Challenge 22 puts veterans in touch with organizations that can directly help them with traumatic issues that are mental, physical, social or spiritual.
“We tell our veterans, you pick the solution because there is no one size fits all,” Gies said. “It’s all paid for, and then if that’s doesn’t work, pick something else. … The family members are just as impacted by it.
“The nonprofits we fund directly, we have 11 or 12, in their reporting back to us — we figure it’s just over 10,000 veterans, first responders, active duty and family members, those people we consider high risk for suicide, and not one of them has attempted suicide,” Gies said. “I think it’s just a recognition of what we’re doing is having an impact. … I hope that it will open doors for future growth, that people who didn’t see it before will see it now and say they want to get involved in it.”
Gies is seeking folks to sit on the organization’s board and help connect it to even more community resources.
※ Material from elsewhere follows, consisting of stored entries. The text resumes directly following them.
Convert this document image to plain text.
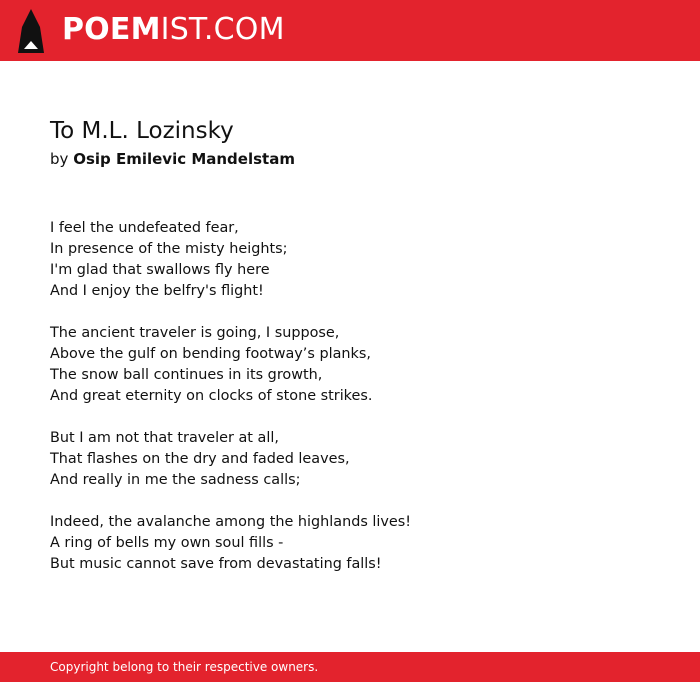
POEMIST.COM
To M.L. Lozinsky
by Osip Emilevic Mandelstam
I feel the undefeated fear,
In presence of the misty heights;
I'm glad that swallows fly here
And I enjoy the belfry's flight!
The ancient traveler is going, I suppose,
Above the gulf on bending footway’s planks,
The snow ball continues in its growth,
And great eternity on clocks of stone strikes.
But I am not that traveler at all,
That flashes on the dry and faded leaves,
And really in me the sadness calls;
Indeed, the avalanche among the highlands lives!
A ring of bells my own soul fills -
But music cannot save from devastating falls!
Copyright belong to their respective owners.
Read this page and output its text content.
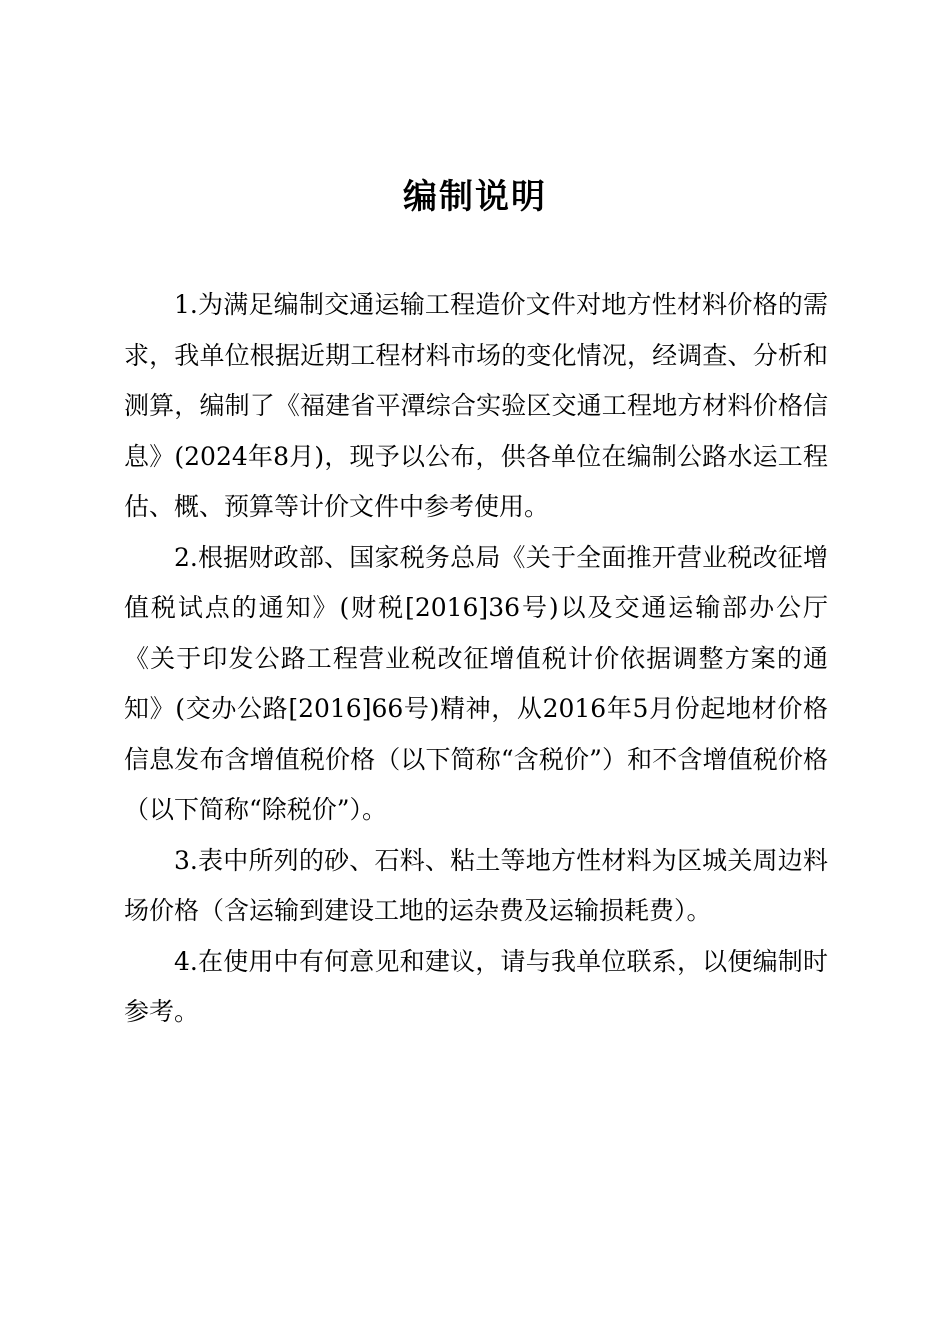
编制说明

1.为满足编制交通运输工程造价文件对地方性材料价格的需求，我单位根据近期工程材料市场的变化情况，经调查、分析和测算，编制了《福建省平潭综合实验区交通工程地方材料价格信息》(2024年8月)，现予以公布，供各单位在编制公路水运工程估、概、预算等计价文件中参考使用。

2.根据财政部、国家税务总局《关于全面推开营业税改征增值税试点的通知》(财税[2016]36号)以及交通运输部办公厅《关于印发公路工程营业税改征增值税计价依据调整方案的通知》(交办公路[2016]66号)精神，从2016年5月份起地材价格信息发布含增值税价格（以下简称“含税价”）和不含增值税价格（以下简称“除税价”）。

3.表中所列的砂、石料、粘土等地方性材料为区城关周边料场价格（含运输到建设工地的运杂费及运输损耗费）。

4.在使用中有何意见和建议，请与我单位联系，以便编制时参考。
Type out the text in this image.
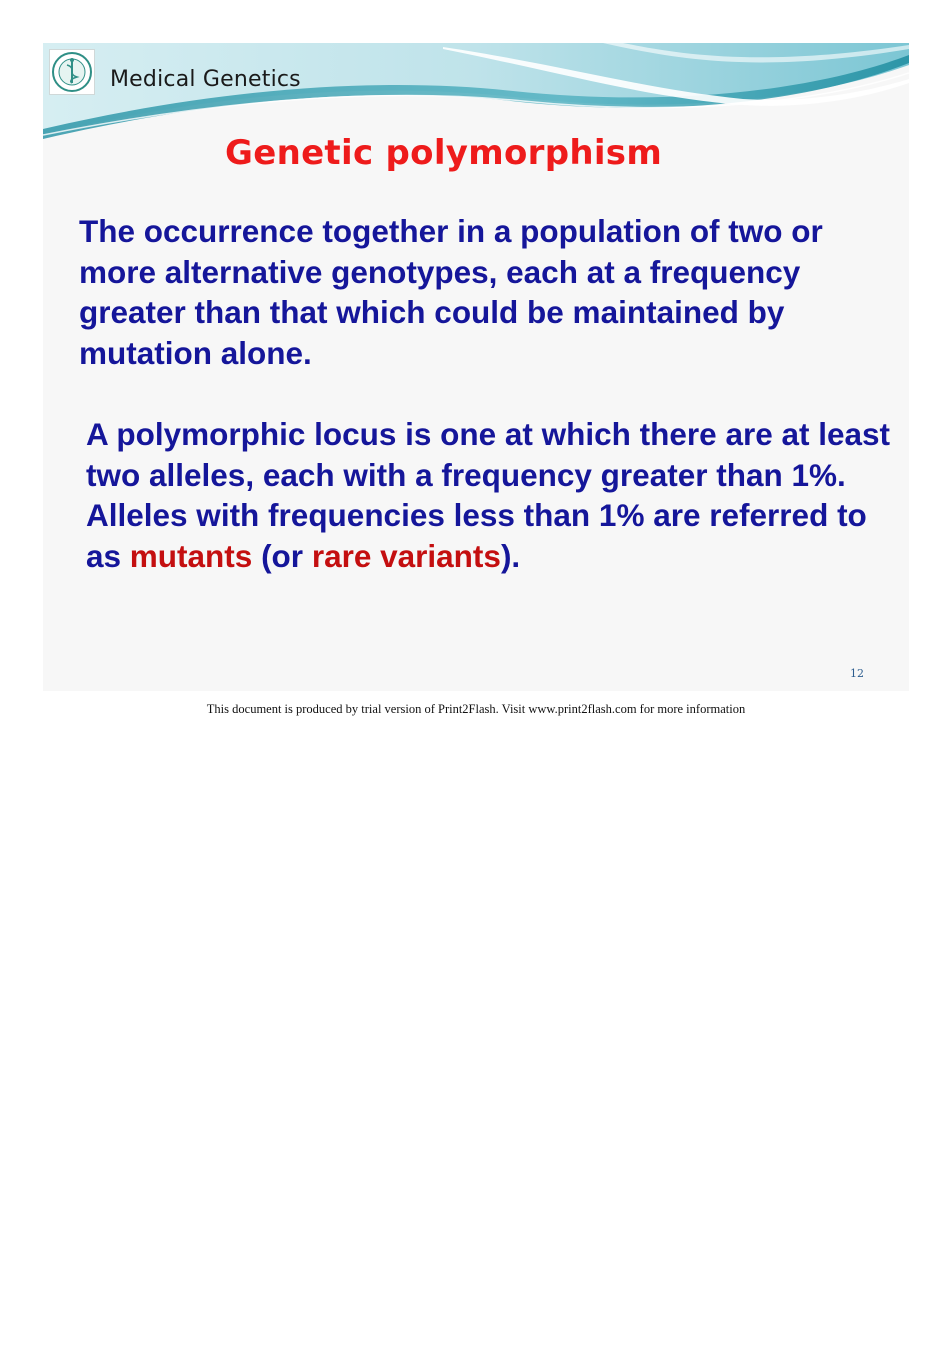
Medical Genetics
Genetic polymorphism

The occurrence together in a population of two or more alternative genotypes, each at a frequency greater than that which could be maintained by mutation alone.

A polymorphic locus is one at which there are at least two alleles, each with a frequency greater than 1%. Alleles with frequencies less than 1% are referred to as mutants (or rare variants).

12
This document is produced by trial version of Print2Flash. Visit www.print2flash.com for more information
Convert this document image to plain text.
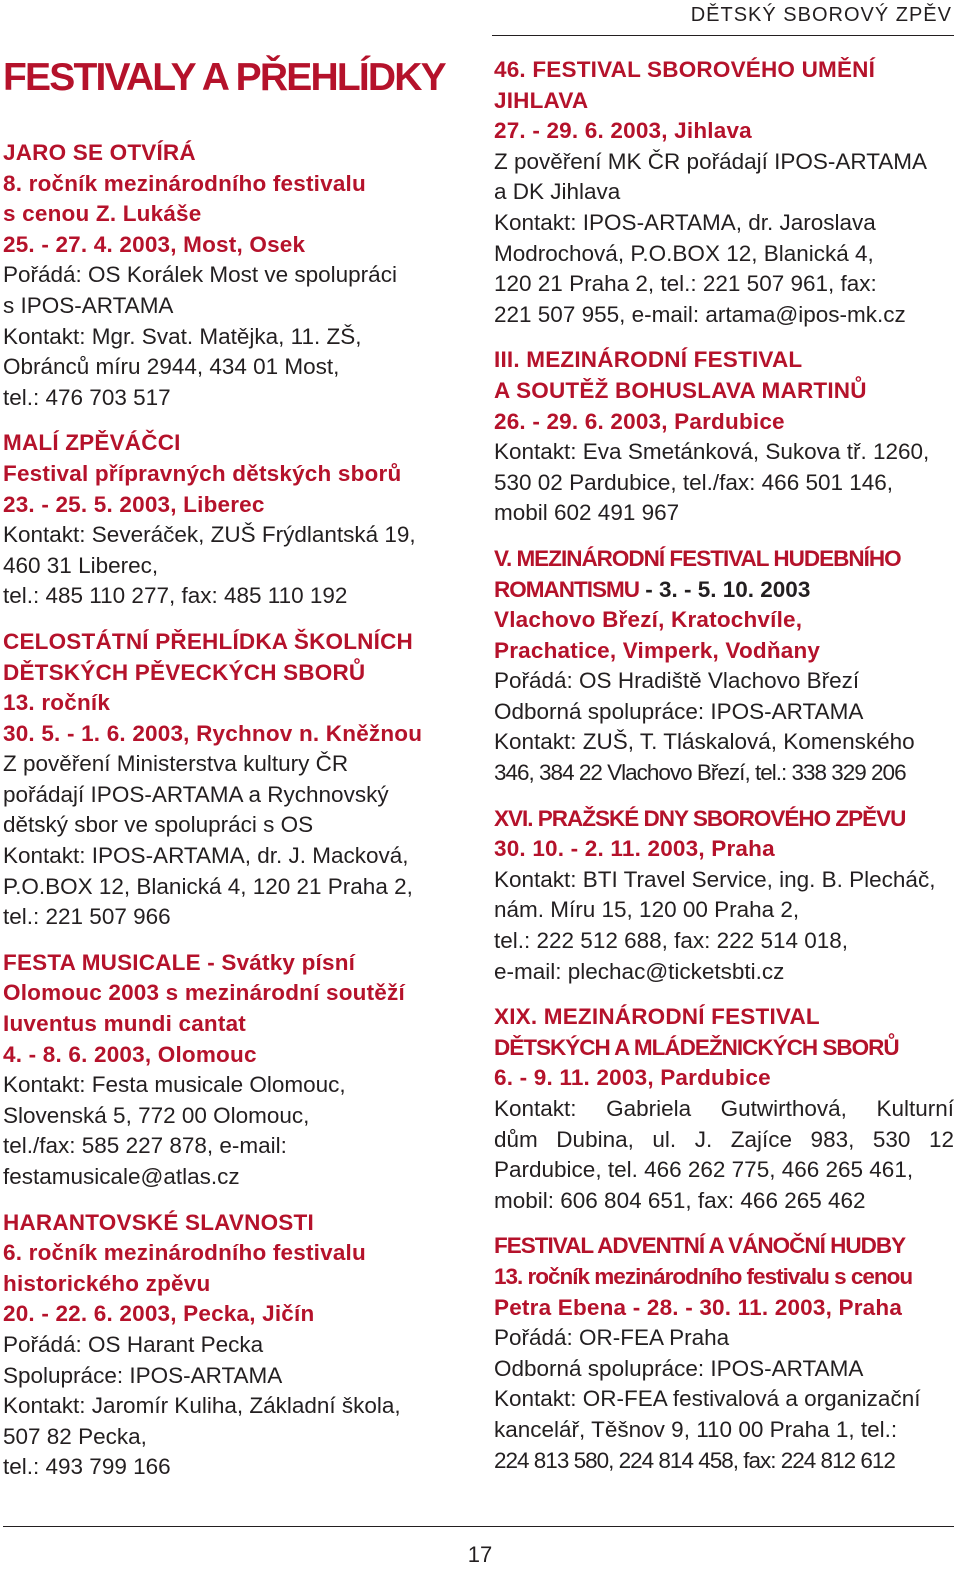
DĚTSKÝ SBOROVÝ ZPĚV
FESTIVALY A PŘEHLÍDKY
JARO SE OTVÍRÁ
8. ročník mezinárodního festivalu
s cenou Z. Lukáše
25. - 27. 4. 2003, Most, Osek
Pořádá: OS Korálek Most ve spolupráci
s IPOS-ARTAMA
Kontakt: Mgr. Svat. Matějka, 11. ZŠ,
Obránců míru 2944, 434 01 Most,
tel.: 476 703 517
MALÍ ZPĚVÁČCI
Festival přípravných dětských sborů
23. - 25. 5. 2003, Liberec
Kontakt: Severáček, ZUŠ Frýdlantská 19,
460 31 Liberec,
tel.: 485 110 277, fax: 485 110 192
CELOSTÁTNÍ PŘEHLÍDKA ŠKOLNÍCH
DĚTSKÝCH PĚVECKÝCH SBORŮ
13. ročník
30. 5. - 1. 6. 2003, Rychnov n. Kněžnou
Z pověření Ministerstva kultury ČR
pořádají IPOS-ARTAMA a Rychnovský
dětský sbor ve spolupráci s OS
Kontakt: IPOS-ARTAMA, dr. J. Macková,
P.O.BOX 12, Blanická 4, 120 21 Praha 2,
tel.: 221 507 966
FESTA MUSICALE - Svátky písní
Olomouc 2003 s mezinárodní soutěží
Iuventus mundi cantat
4. - 8. 6. 2003, Olomouc
Kontakt: Festa musicale Olomouc,
Slovenská 5, 772 00 Olomouc,
tel./fax: 585 227 878, e-mail:
festamusicale@atlas.cz
HARANTOVSKÉ SLAVNOSTI
6. ročník mezinárodního festivalu
historického zpěvu
20. - 22. 6. 2003, Pecka, Jičín
Pořádá: OS Harant Pecka
Spolupráce: IPOS-ARTAMA
Kontakt: Jaromír Kuliha, Základní škola,
507 82 Pecka,
tel.: 493 799 166
46. FESTIVAL SBOROVÉHO UMĚNÍ
JIHLAVA
27. - 29. 6. 2003, Jihlava
Z pověření MK ČR pořádají IPOS-ARTAMA
a DK Jihlava
Kontakt: IPOS-ARTAMA, dr. Jaroslava
Modrochová, P.O.BOX 12, Blanická 4,
120 21 Praha 2, tel.: 221 507 961, fax:
221 507 955, e-mail: artama@ipos-mk.cz
III. MEZINÁRODNÍ FESTIVAL
A SOUTĚŽ BOHUSLAVA MARTINŮ
26. - 29. 6. 2003, Pardubice
Kontakt: Eva Smetánková, Sukova tř. 1260,
530 02 Pardubice, tel./fax: 466 501 146,
mobil 602 491 967
V. MEZINÁRODNÍ FESTIVAL HUDEBNÍHO
ROMANTISMU - 3. - 5. 10. 2003
Vlachovo Březí, Kratochvíle,
Prachatice, Vimperk, Vodňany
Pořádá: OS Hradiště Vlachovo Březí
Odborná spolupráce: IPOS-ARTAMA
Kontakt: ZUŠ, T. Tláskalová, Komenského
346, 384 22 Vlachovo Březí, tel.: 338 329 206
XVI. PRAŽSKÉ DNY SBOROVÉHO ZPĚVU
30. 10. - 2. 11. 2003, Praha
Kontakt: BTI Travel Service, ing. B. Plecháč,
nám. Míru 15, 120 00 Praha 2,
tel.: 222 512 688, fax: 222 514 018,
e-mail: plechac@ticketsbti.cz
XIX. MEZINÁRODNÍ FESTIVAL
DĚTSKÝCH A MLÁDEŽNICKÝCH SBORŮ
6. - 9. 11. 2003, Pardubice
Kontakt: Gabriela Gutwirthová, Kulturní
dům Dubina, ul. J. Zajíce 983, 530 12
Pardubice, tel. 466 262 775, 466 265 461,
mobil: 606 804 651, fax: 466 265 462
FESTIVAL ADVENTNÍ A VÁNOČNÍ HUDBY
13. ročník mezinárodního festivalu s cenou
Petra Ebena - 28. - 30. 11. 2003, Praha
Pořádá: OR-FEA Praha
Odborná spolupráce: IPOS-ARTAMA
Kontakt: OR-FEA festivalová a organizační
kancelář, Těšnov 9, 110 00 Praha 1, tel.:
224 813 580, 224 814 458, fax: 224 812 612
17
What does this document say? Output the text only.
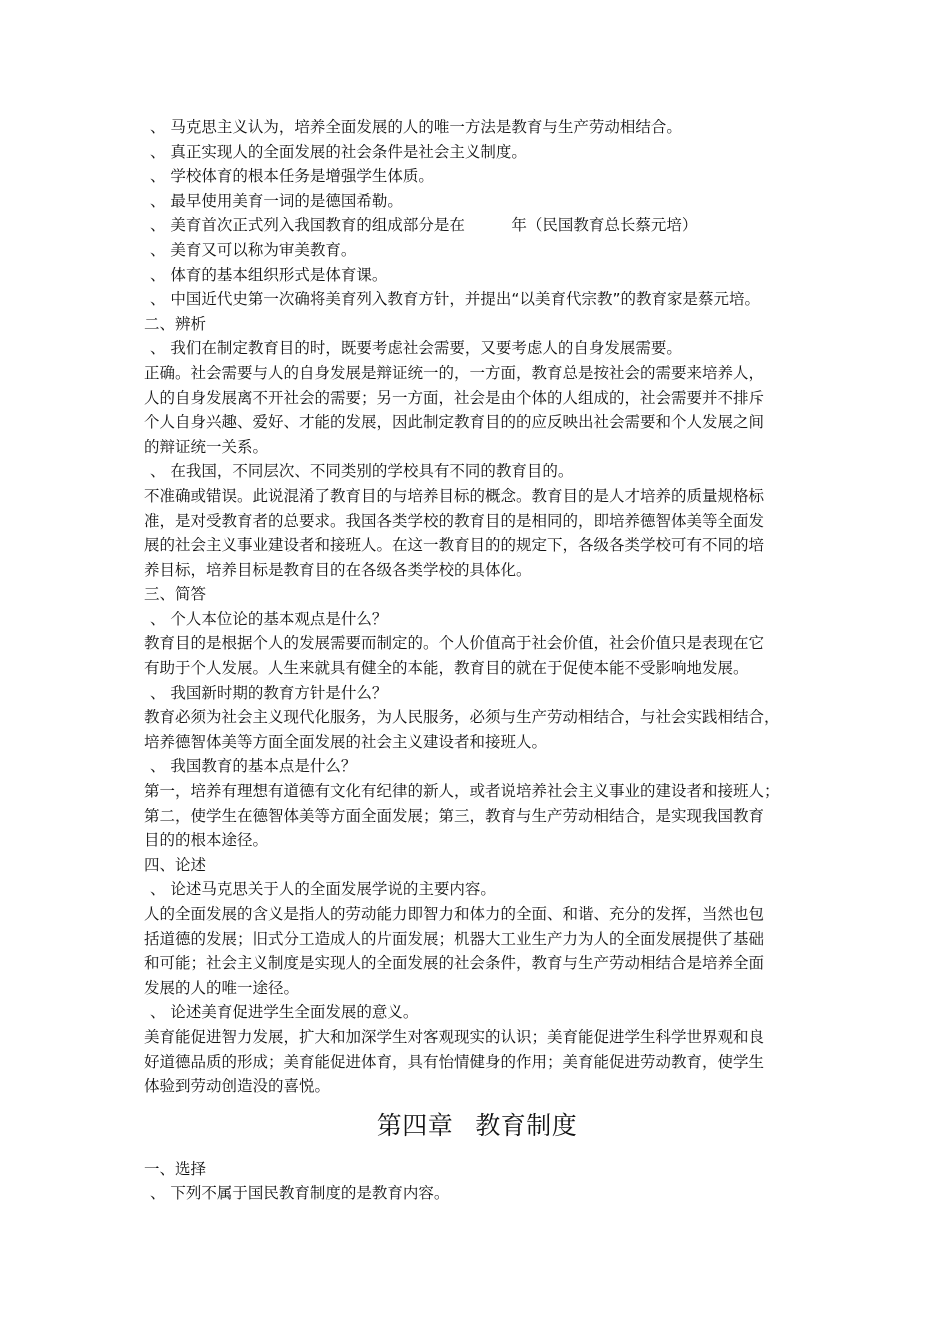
、 马克思主义认为，培养全面发展的人的唯一方法是教育与生产劳动相结合。
、 真正实现人的全面发展的社会条件是社会主义制度。
、 学校体育的根本任务是增强学生体质。
、 最早使用美育一词的是德国希勒。
、 美育首次正式列入我国教育的组成部分是在　　　年（民国教育总长蔡元培）
、 美育又可以称为审美教育。
、 体育的基本组织形式是体育课。
、 中国近代史第一次确将美育列入教育方针，并提出“以美育代宗教”的教育家是蔡元培。
二、辨析
、 我们在制定教育目的时，既要考虑社会需要，又要考虑人的自身发展需要。
正确。社会需要与人的自身发展是辩证统一的，一方面，教育总是按社会的需要来培养人，
人的自身发展离不开社会的需要；另一方面，社会是由个体的人组成的，社会需要并不排斥
个人自身兴趣、爱好、才能的发展，因此制定教育目的的应反映出社会需要和个人发展之间
的辩证统一关系。
、 在我国，不同层次、不同类别的学校具有不同的教育目的。
不准确或错误。此说混淆了教育目的与培养目标的概念。教育目的是人才培养的质量规格标
准，是对受教育者的总要求。我国各类学校的教育目的是相同的，即培养德智体美等全面发
展的社会主义事业建设者和接班人。在这一教育目的的规定下，各级各类学校可有不同的培
养目标，培养目标是教育目的在各级各类学校的具体化。
三、简答
、 个人本位论的基本观点是什么？
教育目的是根据个人的发展需要而制定的。个人价值高于社会价值，社会价值只是表现在它
有助于个人发展。人生来就具有健全的本能，教育目的就在于促使本能不受影响地发展。
、 我国新时期的教育方针是什么？
教育必须为社会主义现代化服务，为人民服务，必须与生产劳动相结合，与社会实践相结合，
培养德智体美等方面全面发展的社会主义建设者和接班人。
、 我国教育的基本点是什么？
第一，培养有理想有道德有文化有纪律的新人，或者说培养社会主义事业的建设者和接班人；
第二，使学生在德智体美等方面全面发展；第三，教育与生产劳动相结合，是实现我国教育
目的的根本途径。
四、论述
、 论述马克思关于人的全面发展学说的主要内容。
人的全面发展的含义是指人的劳动能力即智力和体力的全面、和谐、充分的发挥，当然也包
括道德的发展；旧式分工造成人的片面发展；机器大工业生产力为人的全面发展提供了基础
和可能；社会主义制度是实现人的全面发展的社会条件，教育与生产劳动相结合是培养全面
发展的人的唯一途径。
、 论述美育促进学生全面发展的意义。
美育能促进智力发展，扩大和加深学生对客观现实的认识；美育能促进学生科学世界观和良
好道德品质的形成；美育能促进体育，具有怡情健身的作用；美育能促进劳动教育，使学生
体验到劳动创造没的喜悦。
第四章 教育制度
一、选择
、 下列不属于国民教育制度的是教育内容。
Visit challenge22walk.com to join.
“As we’ve matured (in seven years), we’ve identified strengths,” he said. “The board has transformed this from a cool event to something that is now professional. … I truly believe Winter Garden, Florida, started this cause nationwide. Other Challenge 22 (events are popping up across the country. … Awareness is not me telling you, it’s you taking that information and sharing it.”
His goal is to see Challenge 22 in every state.
“We know we’re on a path here that is working,” Gies said. “We just need to take it from community to community to community.”
“We're incredibly lucky to have Kurt here in District 1,” Wilson said. “A Citizen of the Year Award doesn't begin to encapsulate my appreciation.”